6)- A — The suspicious illness that hospitalized Yushchenko and nearly killed him.

 7)- D — Vladimir’s envoys, who traveled widely and met with representatives of these religions, were overwhelmed by the architecture of Constantinople (the city today is known as Istanbul), as well as the ornate liturgy of Orthodox rites. Much of this account comes from Nestor, a Christian monk who labored in Kiev’s famed Monastery of the Caves, and wrote the “Primary Chronicle,” an essential account of the earliest centuries of the Rus empire. According to Nestor, Vladimir also saw benefits in adopting Christianity for political purposes, and after converting, he married the sister of the Byzantine emperor Basil II.
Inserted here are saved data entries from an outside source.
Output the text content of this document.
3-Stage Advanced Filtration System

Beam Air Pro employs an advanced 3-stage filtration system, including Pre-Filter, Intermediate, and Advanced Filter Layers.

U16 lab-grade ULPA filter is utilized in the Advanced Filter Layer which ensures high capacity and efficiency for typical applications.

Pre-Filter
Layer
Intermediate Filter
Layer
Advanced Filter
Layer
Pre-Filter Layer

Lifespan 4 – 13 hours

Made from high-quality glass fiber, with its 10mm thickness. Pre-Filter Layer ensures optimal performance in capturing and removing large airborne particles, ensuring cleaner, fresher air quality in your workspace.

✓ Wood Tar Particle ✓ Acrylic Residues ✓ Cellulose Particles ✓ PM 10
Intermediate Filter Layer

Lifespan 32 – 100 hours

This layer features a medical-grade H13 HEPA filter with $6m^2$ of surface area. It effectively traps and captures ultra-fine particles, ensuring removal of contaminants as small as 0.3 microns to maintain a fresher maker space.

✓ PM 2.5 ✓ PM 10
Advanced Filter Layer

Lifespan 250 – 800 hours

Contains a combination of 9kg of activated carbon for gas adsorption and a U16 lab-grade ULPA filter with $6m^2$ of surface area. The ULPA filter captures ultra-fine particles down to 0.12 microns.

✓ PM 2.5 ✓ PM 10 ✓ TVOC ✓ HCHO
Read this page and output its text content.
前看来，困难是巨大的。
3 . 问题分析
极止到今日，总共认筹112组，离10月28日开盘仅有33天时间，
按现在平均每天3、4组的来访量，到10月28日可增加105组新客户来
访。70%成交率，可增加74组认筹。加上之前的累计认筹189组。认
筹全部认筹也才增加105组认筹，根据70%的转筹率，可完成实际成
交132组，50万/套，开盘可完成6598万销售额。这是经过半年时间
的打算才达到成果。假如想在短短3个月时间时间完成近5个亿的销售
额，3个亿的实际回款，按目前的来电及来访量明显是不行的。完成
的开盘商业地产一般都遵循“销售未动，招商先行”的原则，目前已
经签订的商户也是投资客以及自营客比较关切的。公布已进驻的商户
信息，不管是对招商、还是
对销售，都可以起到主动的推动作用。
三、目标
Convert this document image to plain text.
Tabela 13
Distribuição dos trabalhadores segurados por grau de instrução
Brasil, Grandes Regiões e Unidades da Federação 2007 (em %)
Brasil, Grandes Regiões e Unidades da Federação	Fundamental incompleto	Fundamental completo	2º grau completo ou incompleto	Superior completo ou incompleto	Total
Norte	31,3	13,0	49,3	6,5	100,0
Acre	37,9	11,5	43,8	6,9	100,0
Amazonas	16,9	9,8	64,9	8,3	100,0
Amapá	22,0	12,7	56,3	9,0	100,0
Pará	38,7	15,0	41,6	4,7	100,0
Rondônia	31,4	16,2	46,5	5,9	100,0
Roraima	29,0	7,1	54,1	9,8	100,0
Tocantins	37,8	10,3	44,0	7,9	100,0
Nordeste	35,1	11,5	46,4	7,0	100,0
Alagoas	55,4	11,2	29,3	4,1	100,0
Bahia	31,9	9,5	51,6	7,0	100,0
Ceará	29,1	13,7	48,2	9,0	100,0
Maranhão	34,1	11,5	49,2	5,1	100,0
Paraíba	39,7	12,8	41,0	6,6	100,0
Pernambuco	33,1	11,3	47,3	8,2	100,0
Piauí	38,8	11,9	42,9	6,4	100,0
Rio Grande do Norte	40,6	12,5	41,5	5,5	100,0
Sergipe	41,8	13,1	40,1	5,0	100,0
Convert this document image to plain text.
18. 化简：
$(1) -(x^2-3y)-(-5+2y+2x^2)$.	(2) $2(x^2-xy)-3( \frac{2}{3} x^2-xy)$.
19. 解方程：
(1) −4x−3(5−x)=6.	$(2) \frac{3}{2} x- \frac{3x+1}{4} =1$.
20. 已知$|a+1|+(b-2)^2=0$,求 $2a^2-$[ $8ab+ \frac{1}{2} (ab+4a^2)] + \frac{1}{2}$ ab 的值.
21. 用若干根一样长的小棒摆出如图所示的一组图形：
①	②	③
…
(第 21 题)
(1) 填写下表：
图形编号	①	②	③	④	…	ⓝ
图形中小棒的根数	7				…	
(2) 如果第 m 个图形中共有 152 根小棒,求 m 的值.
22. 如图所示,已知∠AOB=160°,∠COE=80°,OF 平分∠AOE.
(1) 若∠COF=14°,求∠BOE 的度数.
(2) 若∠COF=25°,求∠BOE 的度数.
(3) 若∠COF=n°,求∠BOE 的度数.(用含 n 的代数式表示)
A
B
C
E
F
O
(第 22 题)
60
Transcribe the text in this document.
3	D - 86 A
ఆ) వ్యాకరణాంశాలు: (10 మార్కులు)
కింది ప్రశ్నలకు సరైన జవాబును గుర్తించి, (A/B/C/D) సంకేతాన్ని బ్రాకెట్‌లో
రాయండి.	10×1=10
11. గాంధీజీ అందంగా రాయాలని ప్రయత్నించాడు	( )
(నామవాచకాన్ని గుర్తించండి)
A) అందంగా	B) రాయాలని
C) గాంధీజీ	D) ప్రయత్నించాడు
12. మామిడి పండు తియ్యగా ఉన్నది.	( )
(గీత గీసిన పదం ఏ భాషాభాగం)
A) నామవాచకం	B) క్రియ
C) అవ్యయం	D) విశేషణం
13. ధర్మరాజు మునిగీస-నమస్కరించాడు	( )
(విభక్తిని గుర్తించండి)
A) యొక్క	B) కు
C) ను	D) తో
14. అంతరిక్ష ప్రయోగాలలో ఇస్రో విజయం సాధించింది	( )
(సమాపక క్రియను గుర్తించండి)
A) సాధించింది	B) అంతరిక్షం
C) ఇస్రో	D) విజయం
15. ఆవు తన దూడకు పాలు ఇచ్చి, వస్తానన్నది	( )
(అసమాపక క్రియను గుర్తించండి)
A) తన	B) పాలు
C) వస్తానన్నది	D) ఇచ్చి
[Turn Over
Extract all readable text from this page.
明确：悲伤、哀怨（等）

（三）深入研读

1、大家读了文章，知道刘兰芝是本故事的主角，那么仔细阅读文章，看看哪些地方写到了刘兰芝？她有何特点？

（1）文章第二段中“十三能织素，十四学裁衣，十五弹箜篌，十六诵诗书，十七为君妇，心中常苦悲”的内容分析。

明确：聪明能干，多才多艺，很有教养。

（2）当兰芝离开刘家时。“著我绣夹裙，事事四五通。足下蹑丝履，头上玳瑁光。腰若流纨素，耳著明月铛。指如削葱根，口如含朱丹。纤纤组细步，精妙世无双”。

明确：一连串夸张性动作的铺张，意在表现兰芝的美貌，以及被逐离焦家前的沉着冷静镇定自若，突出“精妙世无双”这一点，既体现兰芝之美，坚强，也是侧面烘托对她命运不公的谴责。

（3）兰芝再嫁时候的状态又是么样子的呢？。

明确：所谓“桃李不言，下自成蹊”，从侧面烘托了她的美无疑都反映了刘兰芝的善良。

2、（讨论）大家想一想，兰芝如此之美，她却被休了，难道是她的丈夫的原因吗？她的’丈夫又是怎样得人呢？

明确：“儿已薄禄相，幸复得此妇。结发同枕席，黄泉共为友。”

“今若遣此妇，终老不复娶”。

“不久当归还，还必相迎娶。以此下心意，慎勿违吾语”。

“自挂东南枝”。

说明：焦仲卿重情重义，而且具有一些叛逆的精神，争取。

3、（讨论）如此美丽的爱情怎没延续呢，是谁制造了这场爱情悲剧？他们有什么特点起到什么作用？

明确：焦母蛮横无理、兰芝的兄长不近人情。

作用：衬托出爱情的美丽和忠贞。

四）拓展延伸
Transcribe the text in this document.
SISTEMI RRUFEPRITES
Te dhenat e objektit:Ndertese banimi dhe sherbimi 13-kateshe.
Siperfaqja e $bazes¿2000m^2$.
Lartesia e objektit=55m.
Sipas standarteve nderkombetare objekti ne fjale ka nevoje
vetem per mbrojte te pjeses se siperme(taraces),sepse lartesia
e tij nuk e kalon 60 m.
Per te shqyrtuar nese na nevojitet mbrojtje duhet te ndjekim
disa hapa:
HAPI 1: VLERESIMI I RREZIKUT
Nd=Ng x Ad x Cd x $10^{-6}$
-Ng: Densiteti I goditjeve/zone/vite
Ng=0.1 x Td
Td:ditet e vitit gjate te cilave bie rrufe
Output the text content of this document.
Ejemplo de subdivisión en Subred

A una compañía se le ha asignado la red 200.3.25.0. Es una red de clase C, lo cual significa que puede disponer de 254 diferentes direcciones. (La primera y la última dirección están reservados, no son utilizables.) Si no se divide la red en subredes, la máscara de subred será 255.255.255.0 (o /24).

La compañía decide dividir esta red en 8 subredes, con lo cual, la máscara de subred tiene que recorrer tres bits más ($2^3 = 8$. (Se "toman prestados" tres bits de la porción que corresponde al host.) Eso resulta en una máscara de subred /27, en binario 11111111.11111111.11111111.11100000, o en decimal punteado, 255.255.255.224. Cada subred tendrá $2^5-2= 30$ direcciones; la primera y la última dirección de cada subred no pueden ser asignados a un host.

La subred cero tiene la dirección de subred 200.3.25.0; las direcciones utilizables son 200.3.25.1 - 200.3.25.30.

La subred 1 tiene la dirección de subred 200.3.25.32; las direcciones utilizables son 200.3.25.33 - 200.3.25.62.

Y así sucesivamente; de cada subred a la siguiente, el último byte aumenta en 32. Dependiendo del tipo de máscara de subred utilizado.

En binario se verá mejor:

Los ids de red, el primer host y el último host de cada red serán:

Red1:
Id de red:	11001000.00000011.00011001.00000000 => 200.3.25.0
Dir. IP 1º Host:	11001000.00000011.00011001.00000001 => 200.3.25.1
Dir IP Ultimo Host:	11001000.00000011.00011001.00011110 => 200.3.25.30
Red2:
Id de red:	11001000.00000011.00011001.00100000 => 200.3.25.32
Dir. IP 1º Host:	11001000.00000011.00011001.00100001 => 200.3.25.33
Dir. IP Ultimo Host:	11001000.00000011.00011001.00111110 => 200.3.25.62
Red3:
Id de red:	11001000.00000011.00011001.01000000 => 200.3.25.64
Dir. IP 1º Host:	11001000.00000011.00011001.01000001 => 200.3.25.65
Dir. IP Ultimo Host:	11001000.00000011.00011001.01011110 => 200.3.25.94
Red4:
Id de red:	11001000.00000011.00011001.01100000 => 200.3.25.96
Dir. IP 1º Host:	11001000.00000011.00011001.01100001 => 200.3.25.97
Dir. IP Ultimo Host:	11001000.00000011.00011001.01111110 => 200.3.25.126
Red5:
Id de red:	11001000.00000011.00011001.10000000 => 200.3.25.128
 8)- D — Ukraine’s vast network of gas pipelines are a relic of the Soviet industrial planning, to channel Soviet gas to Europe. That continues to be the case, giving Ukraine substantial bargaining power with Russia when it comes to lucrative gas sales to Europe. The 2006 spat was prompted by, among other things, disputes over transit prices and the price Ukraine pays for Russian gas for its own needs. The result was Russia shut off gas to Ukraine, leaving it and some European countries cold and dark in the middle of the winter. The cutoff served as a major wakeup call for Russia, which has built one pipeline, Nord Stream, to circumvent Ukraine and ship gas directly to Germany. It also spooked the European Union which has sought to diversify its gas imports, an effort that continued with only sputtering success.

 9)- B — The Crimean War of 1853-56 pitted the Russian armies of Catherine The Great, against an alliance made up of France, Britain, the Ottomans and Sardinia. In 1854, a unit of British light cavalry was ordered, mistakenly, to stage a frontal attack on a Russian artillery battery and was decimated. The British poet Alfred, Lord Tennyson, was inspired by accounts of the massacre to write “The Charge of the Light Brigade.”

 10)- D — The Mongol armies of Genghis Khan and his successors were arguably the greatest military force the world had seen, sweeping out of the grassy steppes of Central Asia and western China to conquer cities and kingdoms across eastern Europe, the Middle East, South Asia, and elsewhere. The splintered tiny principalities along the Volga, Don, Dniepr, and other rivers bore the brunt of the Mongol invasions. After conquering Moscow, Vladimir-Suzdal, and other principalities, forces under the Mongol general Batu Khan in November 1240 overran Kiev, plundering the city and massacring most of its inhabitants. The victory served as a stepping stone to the invasion of Central Europe.